Load balancing across worker instances

Run multiple workers in a group; Resonate dispatches work to whichever is available, recovers it when one dies.

Load Balancing banner

Run several workers in the same group. Calls to target: "poll://any@<group>" get dispatched to whichever worker claims them first. When a worker dies mid-execution, Resonate reassigns the work to a survivor — no service registry, no leader election, no glue.

SDK versions

TypeScript: @resonatehq/sdk v0.10.2 (current). Python: resonate-sdk v0.6.x against the legacy Resonate Server. Rust: 0.4.0, in active development. Go: pre-release — no semver tag yet, so the example pins a specific commit (see Go SDK).

The problem#

A single worker eventually runs out of capacity, and a single worker is also a single point of failure. The textbook fix is to run several — but that opens its own can: which worker has spare capacity, how does the caller find one, what happens when the chosen worker dies mid-job, who takes the work over?

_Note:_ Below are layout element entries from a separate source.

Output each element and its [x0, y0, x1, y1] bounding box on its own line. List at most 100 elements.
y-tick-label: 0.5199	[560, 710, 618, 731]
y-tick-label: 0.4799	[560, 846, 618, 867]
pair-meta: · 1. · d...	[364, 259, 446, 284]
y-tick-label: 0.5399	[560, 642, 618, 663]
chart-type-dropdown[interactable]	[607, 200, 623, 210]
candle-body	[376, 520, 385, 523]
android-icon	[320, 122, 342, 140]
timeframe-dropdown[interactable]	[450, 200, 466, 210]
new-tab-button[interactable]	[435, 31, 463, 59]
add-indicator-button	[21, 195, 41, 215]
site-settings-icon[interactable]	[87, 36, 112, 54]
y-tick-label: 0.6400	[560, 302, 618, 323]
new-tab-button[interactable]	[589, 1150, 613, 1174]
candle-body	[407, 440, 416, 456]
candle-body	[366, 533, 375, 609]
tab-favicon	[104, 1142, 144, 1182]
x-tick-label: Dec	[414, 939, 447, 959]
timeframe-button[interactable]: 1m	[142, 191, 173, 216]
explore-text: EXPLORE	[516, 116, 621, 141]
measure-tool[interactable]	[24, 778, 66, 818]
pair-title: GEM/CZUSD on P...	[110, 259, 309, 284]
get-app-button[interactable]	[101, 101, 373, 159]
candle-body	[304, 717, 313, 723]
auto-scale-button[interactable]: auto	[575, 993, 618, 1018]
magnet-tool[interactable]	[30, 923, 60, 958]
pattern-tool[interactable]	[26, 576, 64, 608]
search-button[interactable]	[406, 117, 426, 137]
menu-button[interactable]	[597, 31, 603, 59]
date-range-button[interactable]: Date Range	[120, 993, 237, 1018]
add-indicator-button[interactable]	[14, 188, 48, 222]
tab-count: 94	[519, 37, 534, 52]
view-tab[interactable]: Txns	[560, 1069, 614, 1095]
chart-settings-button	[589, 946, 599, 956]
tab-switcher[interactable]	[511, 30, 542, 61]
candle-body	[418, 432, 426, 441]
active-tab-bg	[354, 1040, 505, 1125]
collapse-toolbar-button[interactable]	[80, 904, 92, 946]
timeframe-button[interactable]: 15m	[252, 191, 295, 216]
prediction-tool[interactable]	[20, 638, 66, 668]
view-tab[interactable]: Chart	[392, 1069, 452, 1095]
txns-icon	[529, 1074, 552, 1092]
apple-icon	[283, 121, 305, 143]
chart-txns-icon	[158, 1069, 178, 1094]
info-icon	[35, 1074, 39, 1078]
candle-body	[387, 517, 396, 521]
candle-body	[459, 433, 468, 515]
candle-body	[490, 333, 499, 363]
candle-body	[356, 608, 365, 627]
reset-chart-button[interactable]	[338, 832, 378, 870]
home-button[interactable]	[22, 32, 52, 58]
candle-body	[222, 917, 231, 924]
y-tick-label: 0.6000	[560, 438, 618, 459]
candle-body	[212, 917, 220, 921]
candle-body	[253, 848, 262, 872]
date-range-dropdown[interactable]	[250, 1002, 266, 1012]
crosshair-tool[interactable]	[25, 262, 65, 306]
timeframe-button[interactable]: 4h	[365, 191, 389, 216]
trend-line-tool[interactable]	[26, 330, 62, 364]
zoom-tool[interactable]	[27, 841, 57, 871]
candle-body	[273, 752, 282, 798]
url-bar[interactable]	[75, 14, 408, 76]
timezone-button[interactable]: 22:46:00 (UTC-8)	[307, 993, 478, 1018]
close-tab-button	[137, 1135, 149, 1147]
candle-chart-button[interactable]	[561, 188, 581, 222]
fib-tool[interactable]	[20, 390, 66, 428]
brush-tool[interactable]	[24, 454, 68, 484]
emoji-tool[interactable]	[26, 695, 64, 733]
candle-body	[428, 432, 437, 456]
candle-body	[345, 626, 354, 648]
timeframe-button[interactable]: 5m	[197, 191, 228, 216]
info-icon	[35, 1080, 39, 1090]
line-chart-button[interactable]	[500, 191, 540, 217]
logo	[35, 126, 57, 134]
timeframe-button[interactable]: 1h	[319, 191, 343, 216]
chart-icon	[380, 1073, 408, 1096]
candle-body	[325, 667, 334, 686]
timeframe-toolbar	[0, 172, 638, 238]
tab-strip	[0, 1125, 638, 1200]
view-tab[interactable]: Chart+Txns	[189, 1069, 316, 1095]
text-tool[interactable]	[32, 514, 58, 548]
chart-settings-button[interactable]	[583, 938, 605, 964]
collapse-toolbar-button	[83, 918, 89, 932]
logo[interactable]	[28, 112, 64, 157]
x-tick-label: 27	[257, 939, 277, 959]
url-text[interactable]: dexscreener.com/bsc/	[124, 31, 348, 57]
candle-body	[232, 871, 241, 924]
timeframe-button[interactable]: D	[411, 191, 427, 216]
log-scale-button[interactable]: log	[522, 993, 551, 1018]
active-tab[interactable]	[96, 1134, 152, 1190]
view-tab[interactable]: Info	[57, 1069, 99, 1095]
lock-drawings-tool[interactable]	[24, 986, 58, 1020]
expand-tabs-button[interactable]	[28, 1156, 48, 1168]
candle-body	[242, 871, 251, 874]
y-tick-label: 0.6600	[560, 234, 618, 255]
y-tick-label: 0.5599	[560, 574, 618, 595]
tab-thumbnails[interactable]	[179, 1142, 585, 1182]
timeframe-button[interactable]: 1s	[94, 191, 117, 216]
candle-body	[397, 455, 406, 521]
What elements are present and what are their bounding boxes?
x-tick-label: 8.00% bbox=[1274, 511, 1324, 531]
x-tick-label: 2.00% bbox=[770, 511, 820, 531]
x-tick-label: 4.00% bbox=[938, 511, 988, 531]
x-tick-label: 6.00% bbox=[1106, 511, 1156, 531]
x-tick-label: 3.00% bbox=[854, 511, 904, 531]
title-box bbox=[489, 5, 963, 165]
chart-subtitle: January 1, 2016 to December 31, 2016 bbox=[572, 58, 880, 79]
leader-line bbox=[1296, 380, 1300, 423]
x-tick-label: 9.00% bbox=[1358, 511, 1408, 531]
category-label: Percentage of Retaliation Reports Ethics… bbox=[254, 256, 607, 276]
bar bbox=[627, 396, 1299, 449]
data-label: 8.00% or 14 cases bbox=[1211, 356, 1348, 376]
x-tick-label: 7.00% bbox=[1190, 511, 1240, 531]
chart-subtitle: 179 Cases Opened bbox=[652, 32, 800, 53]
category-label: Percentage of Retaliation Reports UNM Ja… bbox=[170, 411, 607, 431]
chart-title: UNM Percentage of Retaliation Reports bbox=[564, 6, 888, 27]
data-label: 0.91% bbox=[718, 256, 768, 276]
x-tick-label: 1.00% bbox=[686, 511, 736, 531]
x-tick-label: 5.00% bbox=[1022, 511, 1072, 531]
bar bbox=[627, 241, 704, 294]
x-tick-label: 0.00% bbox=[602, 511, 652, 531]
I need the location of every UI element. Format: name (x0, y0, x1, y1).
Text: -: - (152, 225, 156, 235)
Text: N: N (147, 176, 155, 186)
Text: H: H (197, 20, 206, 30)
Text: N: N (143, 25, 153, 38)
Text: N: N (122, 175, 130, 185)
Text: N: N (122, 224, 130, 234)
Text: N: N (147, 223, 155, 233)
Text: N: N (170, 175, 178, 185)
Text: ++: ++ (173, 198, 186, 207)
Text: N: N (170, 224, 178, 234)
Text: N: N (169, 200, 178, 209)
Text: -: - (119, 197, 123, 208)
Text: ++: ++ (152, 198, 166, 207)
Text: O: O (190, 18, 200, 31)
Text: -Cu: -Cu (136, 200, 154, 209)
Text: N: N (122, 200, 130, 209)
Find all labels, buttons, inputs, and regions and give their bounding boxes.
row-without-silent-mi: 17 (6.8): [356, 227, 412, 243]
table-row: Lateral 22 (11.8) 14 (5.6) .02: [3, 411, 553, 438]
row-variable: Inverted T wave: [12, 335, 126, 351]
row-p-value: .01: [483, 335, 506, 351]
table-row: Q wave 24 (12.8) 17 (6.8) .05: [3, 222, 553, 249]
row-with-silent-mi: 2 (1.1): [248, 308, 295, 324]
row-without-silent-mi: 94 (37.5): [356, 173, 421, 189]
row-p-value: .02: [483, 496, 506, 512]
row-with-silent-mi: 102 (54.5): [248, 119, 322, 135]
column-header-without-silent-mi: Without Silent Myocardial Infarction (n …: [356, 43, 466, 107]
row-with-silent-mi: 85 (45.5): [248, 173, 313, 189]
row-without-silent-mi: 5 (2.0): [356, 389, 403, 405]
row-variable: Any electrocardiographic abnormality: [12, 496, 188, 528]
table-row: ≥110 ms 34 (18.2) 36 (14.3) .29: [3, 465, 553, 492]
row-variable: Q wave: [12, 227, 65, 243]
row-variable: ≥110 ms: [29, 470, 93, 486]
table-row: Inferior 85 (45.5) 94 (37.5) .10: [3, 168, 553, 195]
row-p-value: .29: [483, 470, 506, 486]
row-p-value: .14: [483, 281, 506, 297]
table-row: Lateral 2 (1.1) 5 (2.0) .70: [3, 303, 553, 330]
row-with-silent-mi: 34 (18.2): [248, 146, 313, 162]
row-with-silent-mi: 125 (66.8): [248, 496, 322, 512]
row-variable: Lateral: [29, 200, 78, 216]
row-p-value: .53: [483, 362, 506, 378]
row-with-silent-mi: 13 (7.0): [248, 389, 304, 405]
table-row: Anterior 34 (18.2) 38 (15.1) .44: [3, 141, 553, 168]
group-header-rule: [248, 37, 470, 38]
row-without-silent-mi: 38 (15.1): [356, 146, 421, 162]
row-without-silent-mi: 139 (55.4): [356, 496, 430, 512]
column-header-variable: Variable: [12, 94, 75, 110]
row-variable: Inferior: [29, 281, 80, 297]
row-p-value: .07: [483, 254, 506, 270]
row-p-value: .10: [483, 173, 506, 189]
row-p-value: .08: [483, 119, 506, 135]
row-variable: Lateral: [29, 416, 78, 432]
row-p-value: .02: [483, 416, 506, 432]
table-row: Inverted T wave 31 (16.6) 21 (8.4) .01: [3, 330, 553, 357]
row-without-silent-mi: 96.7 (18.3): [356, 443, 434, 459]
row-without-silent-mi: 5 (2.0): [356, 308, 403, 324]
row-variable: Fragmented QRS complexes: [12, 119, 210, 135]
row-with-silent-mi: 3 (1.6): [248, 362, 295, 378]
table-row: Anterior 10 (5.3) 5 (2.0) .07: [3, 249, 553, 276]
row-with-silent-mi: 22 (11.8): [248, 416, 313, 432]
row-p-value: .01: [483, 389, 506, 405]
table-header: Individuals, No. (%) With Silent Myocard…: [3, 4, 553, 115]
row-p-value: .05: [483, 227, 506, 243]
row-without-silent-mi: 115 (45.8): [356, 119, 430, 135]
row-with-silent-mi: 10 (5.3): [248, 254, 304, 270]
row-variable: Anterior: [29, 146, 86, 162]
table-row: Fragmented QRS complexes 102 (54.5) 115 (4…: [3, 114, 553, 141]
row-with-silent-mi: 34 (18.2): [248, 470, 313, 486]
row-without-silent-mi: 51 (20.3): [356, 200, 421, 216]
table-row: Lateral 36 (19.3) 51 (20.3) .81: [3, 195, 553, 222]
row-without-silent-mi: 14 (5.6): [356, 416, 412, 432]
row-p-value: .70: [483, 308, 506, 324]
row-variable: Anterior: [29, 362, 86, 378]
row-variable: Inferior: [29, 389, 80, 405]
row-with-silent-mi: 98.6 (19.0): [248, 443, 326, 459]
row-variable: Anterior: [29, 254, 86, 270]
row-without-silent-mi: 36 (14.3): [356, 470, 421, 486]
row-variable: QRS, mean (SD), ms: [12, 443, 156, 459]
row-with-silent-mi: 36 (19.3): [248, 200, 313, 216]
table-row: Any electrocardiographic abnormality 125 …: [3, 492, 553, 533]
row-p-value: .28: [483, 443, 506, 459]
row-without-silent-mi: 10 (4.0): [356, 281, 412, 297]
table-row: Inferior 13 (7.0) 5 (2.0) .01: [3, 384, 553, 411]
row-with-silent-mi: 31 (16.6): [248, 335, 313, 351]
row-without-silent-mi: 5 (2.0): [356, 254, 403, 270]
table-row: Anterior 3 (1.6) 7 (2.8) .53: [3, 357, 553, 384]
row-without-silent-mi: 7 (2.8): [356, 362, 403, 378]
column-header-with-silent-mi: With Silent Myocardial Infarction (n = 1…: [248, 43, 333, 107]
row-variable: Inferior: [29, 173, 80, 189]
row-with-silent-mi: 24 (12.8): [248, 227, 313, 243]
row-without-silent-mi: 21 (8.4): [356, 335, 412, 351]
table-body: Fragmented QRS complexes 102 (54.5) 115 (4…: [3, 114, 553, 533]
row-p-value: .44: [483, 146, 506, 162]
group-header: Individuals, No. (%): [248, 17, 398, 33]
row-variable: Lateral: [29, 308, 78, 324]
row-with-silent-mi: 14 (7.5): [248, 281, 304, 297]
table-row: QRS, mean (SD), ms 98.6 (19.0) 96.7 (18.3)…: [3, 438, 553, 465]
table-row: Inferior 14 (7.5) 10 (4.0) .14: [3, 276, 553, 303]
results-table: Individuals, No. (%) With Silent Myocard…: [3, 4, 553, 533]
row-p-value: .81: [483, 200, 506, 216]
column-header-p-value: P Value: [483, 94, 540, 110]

Most teams end up bolting service discovery, load balancing, and recovery onto application code in three different places, each with its own bugs.

Resonate's solution#

Resonate ships service discovery, load balancing, and crash recovery behind one primitive: the target schema. Workers in the same group long-poll the server; the caller dispatches with target: "poll://any@<group>" and the server hands the work to whichever worker is ready. If that worker dies before completing, the workflow's durable promise stays open and another worker in the group picks it up.

Code walkthrough#

Two pieces: a worker that registers a durable function and joins a group, and a client that dispatches work to that group.

The worker group#

Each worker process is identical except for the group it joins. Run as many as you want — they share work automatically.

worker.ts·typescript
import { Resonate } from "@resonatehq/sdk";
import type { Context } from "@resonatehq/sdk";

const resonate = new Resonate({
  url: "http://localhost:8001",
  group: "workers",
});

function computeSomething(ctx: Context, args: { id: string; computeCost: number }) {
  console.log(`${args.id} starting computation`);
  setTimeout(() => {
    console.log(`${args.id} computed something that cost ${args.computeCost} seconds`);
  }, args.computeCost * 1000);
}

resonate.register("computeSomething", computeSomething);
console.log("worker is running...");

Dispatching to the group#

The caller picks a target with the poll://any@<group> schema. any means "whichever worker in the group claims it first."

client.ts·typescript
import { Resonate } from "@resonatehq/sdk";
import { v4 as uuid } from "uuid";

const resonate = new Resonate({
  url: "http://localhost:8001",
  group: "client",
});

const id = uuid();
const computeCost = Math.floor(Math.random() * 10) + 1;
await resonate.beginRpc(
  id,
  "computeSomething",
  { id, computeCost },
  resonate.options({ target: "poll://any@workers" }),
);
await resonate.stop();

Run it locally#

Start the server, run several workers, then dispatch repeatedly from the client.

shell
git clone https://github.com/resonatehq-examples/example-load-balancing-ts
cd example-load-balancing-ts
npm install
Terminal 1Resonate Server·shell
brew install resonatehq/tap/resonate
resonate dev
Terminals 2–4three workers·shell
npx tsx worker.ts
Terminal 5dispatch in a loop·shell
for i in 1 2 3 4 5 6; do npx tsx client.ts; done

Watch the work spread across the three worker terminals. Now kill one of them mid-execution — Resonate reassigns its in-flight workflow to a survivor.

Try the recovery story#

Start three workers and dispatch enough jobs to keep all of them busy. Kill the worker holding a long-running job. The Resonate Server detects the loss, reassigns the workflow's durable promise to one of the survivors, and the work continues. The client never sees an error — it just gets a slightly delayed result.

The TypeScript, Python, and Rust examples run each worker as its own process, so you can Ctrl-C a single one to watch this happen. The Go example runs its workers inside one process, so it demonstrates the distribution but not single-worker recovery — recursive factorial shows the Go crash-recovery story with a separate worker process.